The new president of Judith Von Hopf (Rancho Cucamonga, Calif.) has been working in her mother’s props and decoratives factory since she was a little girl, hand-drawing display flowers, cutting them out and, as a young adult, lugging her huge sample case around to retail clients.

Times and company leadership have changed. Unchanged, though, is her company’s creative approach to product development, its “what if…” brainstorming process that produces so many of what Hopf calls “strange accidents.”

“We don’t do a lot of drawings,” says Hopf. “We do more think-tanking and hands-on testing. Someone will say, ‘Let’s cut some burlap and see what we get.’ Or ‘What if we took some shrink wrap and melted it on this birch branch, what would it look like?’ ”

Now putting the company’s summer line together, Hopf’s creative team is looking at new ways to re-create grass. “What if we took this butcher paper, hand-dyed it, cut it into thick strips, mounted it on a backing and made this chunky, funky, thick paper grass that’s totally different?” she suggests.

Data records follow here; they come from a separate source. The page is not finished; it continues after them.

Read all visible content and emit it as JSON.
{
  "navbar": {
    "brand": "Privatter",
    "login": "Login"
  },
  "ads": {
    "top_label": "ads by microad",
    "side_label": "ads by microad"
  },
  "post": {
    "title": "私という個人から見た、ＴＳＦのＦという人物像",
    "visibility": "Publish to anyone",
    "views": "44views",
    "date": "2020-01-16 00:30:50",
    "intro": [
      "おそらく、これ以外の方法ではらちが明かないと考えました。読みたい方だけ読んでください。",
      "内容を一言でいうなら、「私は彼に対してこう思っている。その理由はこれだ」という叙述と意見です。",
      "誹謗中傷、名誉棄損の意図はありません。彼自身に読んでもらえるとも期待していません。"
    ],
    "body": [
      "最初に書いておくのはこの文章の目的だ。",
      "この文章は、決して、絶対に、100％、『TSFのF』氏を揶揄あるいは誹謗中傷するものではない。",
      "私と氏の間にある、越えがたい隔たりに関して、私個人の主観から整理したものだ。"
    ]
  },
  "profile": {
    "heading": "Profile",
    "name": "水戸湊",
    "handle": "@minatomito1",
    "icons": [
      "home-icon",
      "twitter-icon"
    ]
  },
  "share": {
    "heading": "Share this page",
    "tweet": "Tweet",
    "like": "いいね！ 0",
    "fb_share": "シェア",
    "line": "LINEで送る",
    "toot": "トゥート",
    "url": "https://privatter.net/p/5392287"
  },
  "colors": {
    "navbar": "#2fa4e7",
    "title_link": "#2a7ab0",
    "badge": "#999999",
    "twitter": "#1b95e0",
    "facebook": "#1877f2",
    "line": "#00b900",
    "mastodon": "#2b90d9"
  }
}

They’ve come up with a way to emulate water, another popular summer theme, by spraying tulle netting with insulation foam. “It takes on a form of its own, bubbling and expanding,” she says. “Then we’re painting it with an ombre effect to create a multi-colored watery blue, like the ocean.”

Hopf’s innovations don’t end with paper and scissors. She’s about to unveil a new company website with an interactive designer showcase, which mocks up a digital store window with some completely original ideas.
The site will also include an ongoing trend-report blog for her designers and outside contributors.

“We’re so caught up in the process of making things, we haven’t always joined the world we’re part of, the retail and fashion world,” she says. “We want to inspire our clients, even if I can’t call on all of them anymore with my giant sample case.”